Foster Prep

Foster Prep

When my husband and I first starting talking about foster parenting we had so many questions. We really didn’t have a clue what we were getting into. After going through training, we realized it didn’t matter how much we prepared. This would be a new adventure and God would hopefully lead us through it. Our goal was to provide a safe and loving home for children in need. The following are three things to keep in the front of your mind should you choose to foster. 


Aside from the mental load of taking on someone else’s child, the material items can be overwhelming in itself. Start by making a checklist of everything you need to have on hand to feel prepared for your first placement. I recommend creating a room with multiple beds, gender neutral, and age neutral. For us, we knew we would only accept ages 0-6 because of the age of our biological child. Therefore, it was easy to decorate a gender neutral room for this age group. It’s best to keep it as minimalistic as possible so it creates a more calming and comfortable atmosphere for the child. It’s also much easier to keep clean. 

I feel the most important things to have in a room are, comfortable bedding with extra blankets, bedside tables, a place for their clothes (prepared with multiple sizes), books, and new stuffed animals for them to pick out as a comfort item. I prefer Jellycat because they are really soft and easy to clean. I also recommend having a growth chart.
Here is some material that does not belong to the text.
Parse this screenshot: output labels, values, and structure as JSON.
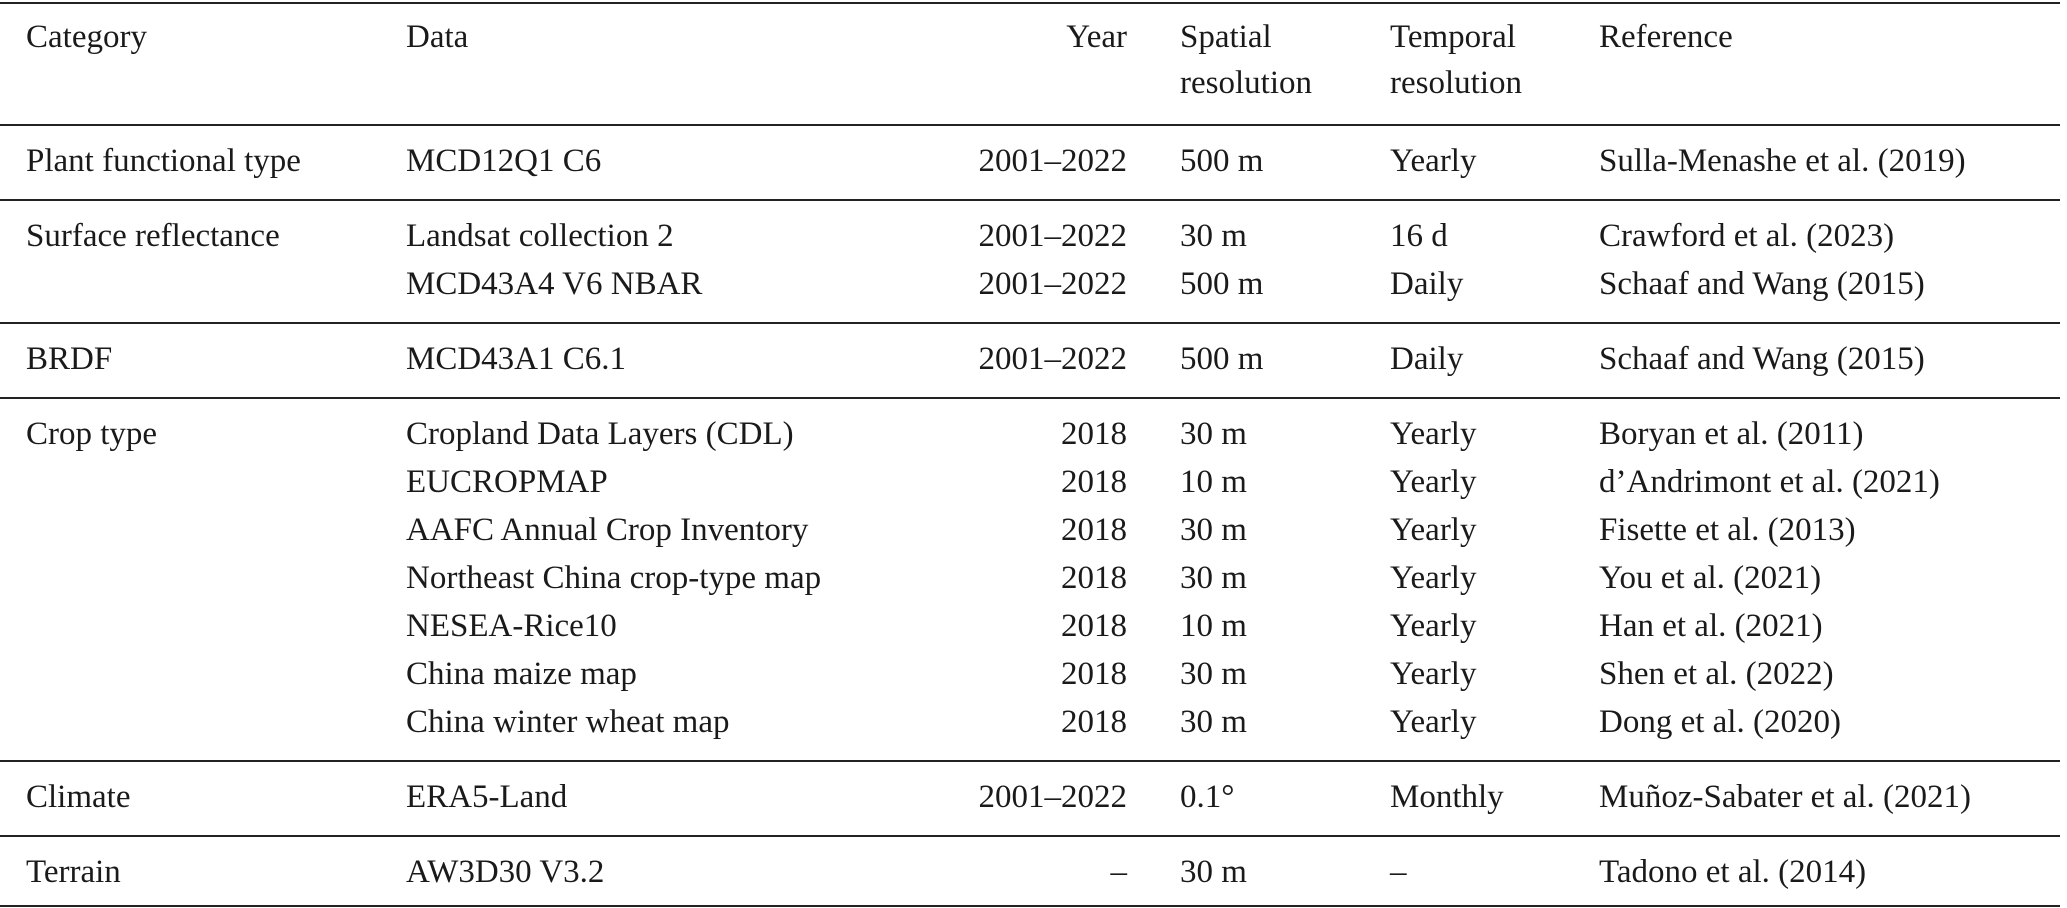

We measure and write the name of any child that comes into our home. 50 years from now it will be nice to look at and remember each child that became a part of our family. 


Parent Support

Be prepared to communicate with biological parents. I’m sure in some cases you may not have to, but in many you will and you should. In our home we make it a priority to do whatever we can to help the bio parent feel comfortable with us. No matter why the child was removed, the parents still love them. We are in no place to judge in our home, and we refuse to go down that road. We are only here to show love and kindness, and we will do that for the parents as well.

A few ways you can show your support is by sending photos of the kids. We either send these pictures to our case worker and ask her to forward, or print them out and give them to the parents at their visitation times. I also recommend sending a notebook to each visit. Every time I drop off kids at their parent visit, I write a small note with how their child is doing. The parents are welcome to write back as well. So far, every parent has written back to me stating how much they love having the open communication. 


Last, but most definitely not the least, is patience. Fostering and adopting is a long process. It’s full of ups and downs, from moments of complete chaos and crying, to moments of love and laughter. No matter how long the child is with you, patience is a must. Be patient with the child. They are scared. Be patient with the parents. They are going through something you probably have not. Be patient with your case workers. They are overwhelmed. And be patient with yourself. It’s a lot of work, and you’re awesome for saying yes!